Ten more European gas buyers have opened accounts in Gazprombank JSC, doubling the total number of clients preparing to pay in rubles for Russian gas as President Vladimir Putin demanded.
A total of twenty European companies have opened accounts, with another 14 clients asking for the paperwork needed to set them up, the person said, speaking on condition of anonymity to discuss confidential matters. He declined to identify the companies.
European buyers have been struggling for weeks to figure out how they can meet Putin’s order to pay for Russian gas in rubles starting April 1 and not fall afoul of European Union sanctions imposed over Putin’s invasion of Ukraine.
Under the new mechanism, clients have to open two accounts: one in foreign currency and one in rubles in Gazprombank.
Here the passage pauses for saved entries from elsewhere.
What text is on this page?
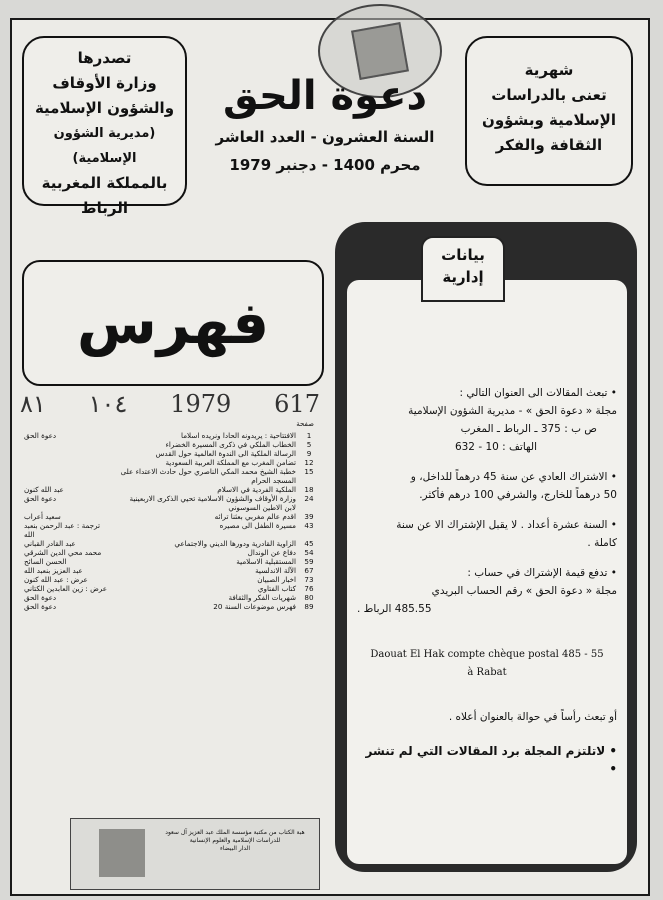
تصدرها
وزارة الأوقاف
والشؤون الإسلامية
(مديرية الشؤون الإسلامية)
بالمملكة المغربية
الرباط
دعوة الحق
السنة العشرون - العدد العاشر
محرم 1400 - دجنبر 1979
شهرية
تعنى بالدراسات
الإسلامية وبشؤون
الثقافة والفكر
فهرس
٨١ ١٠٤ 1979 617
صفحة
1
الافتتاحية : يريدونه الحادا ونريده اسلاما
دعوة الحق
5
الخطاب الملكي في ذكرى المسيرة الخضراء
9
الرسالة الملكية الى الندوة العالمية حول القدس
12
تضامن المغرب مع المملكة العربية السعودية
15
خطبة الشيخ محمد المكي الناصري حول حادث الاعتداء على المسجد الحرام
18
الملكية الفردية في الاسلام
عبد الله كنون
24
وزارة الأوقاف والشؤون الاسلامية تحيي الذكرى الاربعينية لابن الاطين السوسوني
دعوة الحق
39
اقدم عالم مغربي بعثنا ترائه
سعيد أعراب
43
مسيرة الطفل الى مصيره
ترجمة : عبد الرحمن بنعبد الله
45
الزاوية القادرية ودورها الديني والاجتماعي
عبد القادر القباني
54
دفاع عن الوندال
محمد محي الدين الشرقي
59
المستقبلية الاسلامية
الحسن السائح
67
الآلة الاندلسية
عبد العزيز بنعبد الله
73
اخبار الصبيان
عرض : عبد الله كنون
76
كتاب الفتاوي
عرض : زين العابدين الكتاني
80
شهريات الفكر والثقافة
دعوة الحق
89
فهرس موضوعات السنة 20
دعوة الحق

• تبعث المقالات الى العنوان التالي :

مجلة « دعوة الحق » - مديرية الشؤون الإسلامية

ص ب : 375 ـ الرباط ـ المغرب

الهاتف : 10 - 632

• الاشتراك العادي عن سنة 45 درهماً للداخل، و

50 درهماً للخارج، والشرفي 100 درهم فأكثر.

• السنة عشرة أعداد . لا يقبل الإشتراك الا عن سنة

كاملة .

• تدفع قيمة الإشتراك في حساب :

مجلة « دعوة الحق » رقم الحساب البريدي

485.55 الرباط .

Daouat El Hak compte chèque postal 485 - 55

à Rabat

أو تبعث رأساً في حوالة بالعنوان أعلاه .

• لاتلتزم المجلة برد المقالات التي لم تنشر •

بيانات
إدارية
هبة الكتاب من مكتبة مؤسسة الملك عبد العزيز آل سعود
للدراسات الإسلامية والعلوم الإنسانية
الدار البيضاء
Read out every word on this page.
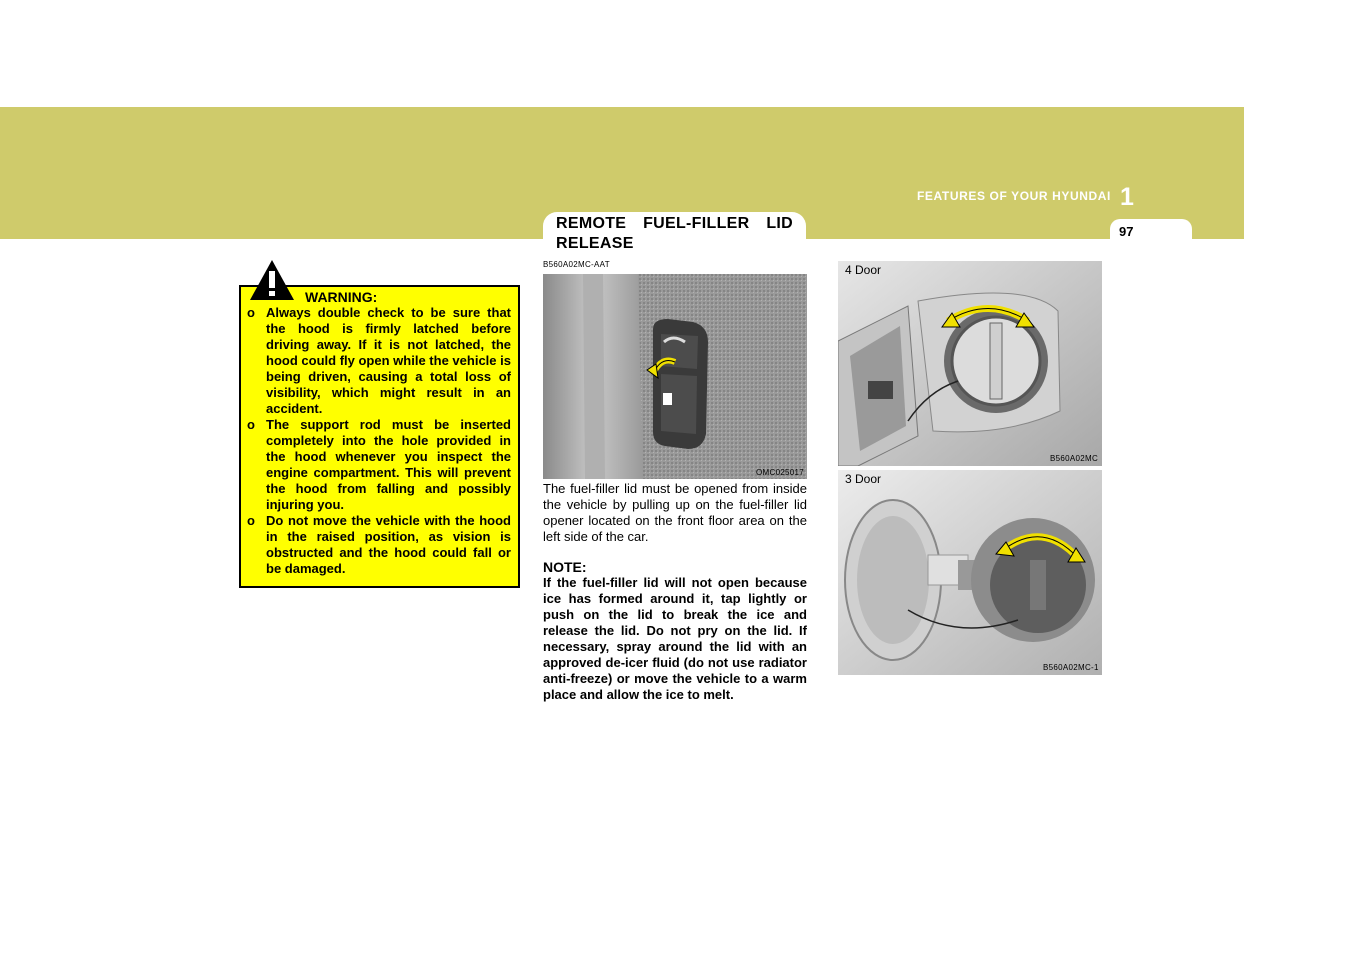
FEATURES OF YOUR HYUNDAI 1
97
WARNING:
o Always double check to be sure that the hood is firmly latched before driving away. If it is not latched, the hood could fly open while the vehicle is being driven, causing a total loss of visibility, which might result in an accident.
o The support rod must be inserted completely into the hole provided in the hood whenever you inspect the engine compartment. This will prevent the hood from falling and possibly injuring you.
o Do not move the vehicle with the hood in the raised position, as vision is obstructed and the hood could fall or be damaged.
REMOTE FUEL-FILLER LID RELEASE
B560A02MC-AAT
OMC025017
The fuel-filler lid must be opened from inside the vehicle by pulling up on the fuel-filler lid opener located on the front floor area on the left side of the car.
NOTE:
If the fuel-filler lid will not open because ice has formed around it, tap lightly or push on the lid to break the ice and release the lid. Do not pry on the lid. If necessary, spray around the lid with an approved de-icer fluid (do not use radiator anti-freeze) or move the vehicle to a warm place and allow the ice to melt.
4 Door
B560A02MC
3 Door
B560A02MC-1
After Poland and Bulgaria rejected these terms, Gazprom PJSC halted gas flows to them in late April.
As deadlines for payment for April supplies loom later this month for major West European buyers, Russia has moved to address EU concerns that the payment mechanism may violate sanctions.
The person close to Gazprom said the current terms mean that the transaction is effectively completed once the buyer pays foreign currency to Gazprombank, since the subsequent conversion to rubles is automatic and doesn’t involve Russia’s central bank, which is subject to EU sanctions.
The bloc so far hasn’t said whether the Russian changes allay its concerns, but Italian Prime Minister Mario Draghi said Wednesday companies will be able to pay for gas in rubles without breaching the restrictions.
“Most of the gas importers have already opened their account in rubles with Gazprom,” he told a press conference. He said that Germany’s top gas importer had already paid in rubles.
Like Italy, Germany is a massive consumer of Russian gas.
The person close to Gazprom said the number of customers who’ve paid in rubles remains at four, the same as late last month. Payments from other buyers are due later this month, he said.